This story is original featured on Yale Environment 360 which is part of Climate office cooperation.
Joseph Manning, a professor of ancient history at Yale University, likes to remember the moment he was shown an advance copy of a scientific paper that determined the timing of major volcanic eruptions over the past 2,500 years. “I literally fell off a chair,” he said recently, reading the newspaper...
Relying on new geochemical techniques to analyze glacial sediments to date ancient volcanic activity down to the year or even season, the paper is published in temper nature In 2015, major volcanic eruptions around the world caused a velocity of up to a decade. Drops in global temperatures.

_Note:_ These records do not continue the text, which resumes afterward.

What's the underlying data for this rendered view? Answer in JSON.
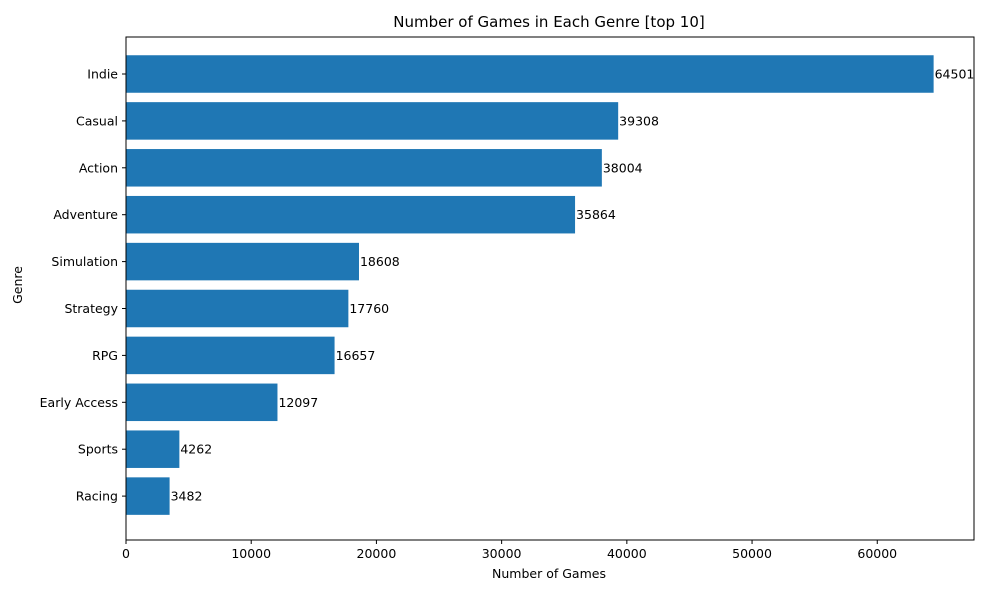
{
  "chart_data": {
    "type": "bar",
    "orientation": "horizontal",
    "title": "Number of Games in Each Genre [top 10]",
    "xlabel": "Number of Games",
    "ylabel": "Genre",
    "categories": [
      "Indie",
      "Casual",
      "Action",
      "Adventure",
      "Simulation",
      "Strategy",
      "RPG",
      "Early Access",
      "Sports",
      "Racing"
    ],
    "values": [
      64501,
      39308,
      38004,
      35864,
      18608,
      17760,
      16657,
      12097,
      4262,
      3482
    ],
    "xlim": [
      0,
      67726
    ],
    "xticks": [
      0,
      10000,
      20000,
      30000,
      40000,
      50000,
      60000
    ],
    "grid": false,
    "bar_color": "#1f77b4"
  }
}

Subsequent research has pegged these droplets at 13 degrees Fahrenheit..
What astounded Manning, the Egyptologist, was that the paper recalibrated the previous chronology of seven to eight years, so that the dates of the eruptions precisely coincided with the timing of the well-documented political, social, and military upheavals over three centuries of ancient Egyptian history. The paper also linked volcanic eruptions to the 6 majory Century A.D. Epidemics, famines, and social and economic upheavals in Europe, Asia, and Central America. The paper argued that the inescapable conclusion was that volcanic soot — which cools the Earth by shielding its surface from sunlight, negatively affecting growing seasons and causing crop failures — helped drive those crises.
Since then, other scientific papers that rely on paleoclimate data—most of them based on the latest technology originally designed to understand climate change—have found countless instances when shifts in climate have helped spark social and political upheaval and, often, collapse. last paper. Posted last month. in a Earth and Environment Communications which postulated “a systematic association between volcanic eruptions and dynastic collapse across two millennia of Chinese history.”
The study found that 62 of 68 strains collapsed. They occurred shortly after volcanic eruptions in the northern hemisphere, an outcome that would have had only a 1 in 2,000 chance if eruptions and collapses were irrelevant. The Chinese have traditionally cited the withdrawal of the “mandate of heaven” to explain the cold weather, drought, floods, and agricultural failures that seemed to accompany the downfall of the dynasties. The paper asserts that these phenomena have a climatic explanation.
All of these papers are driven by a nearly decade-long revolution in climate science technology. A storm of quantitative data from “climate proxies” — ice cores, tree rings, stalagmites and stalactites, lake and swamp sediments and the sea floor — has upended the way some historians do their work.
Joe McConnell, who directs a pilot ice analytical laboratory at the Desert Research Institute in Reno, Nevada, believes that climate data offers historians what the DNA evidence of the judicial system does: an objective, indisputable source of very important information. Like the DNA evidence that overturns the guilty verdict, McConnell said, the climatic data is information that historians must “absorb.”
To make use of this data, some historians cross broad barriers within their discipline to work with biologists, geologists, geographers, palaeoclimatologists, climate designers, anthropologists, and others. These mold-breaking historians learn geochemistry and climatology. The scholars who work with them read history.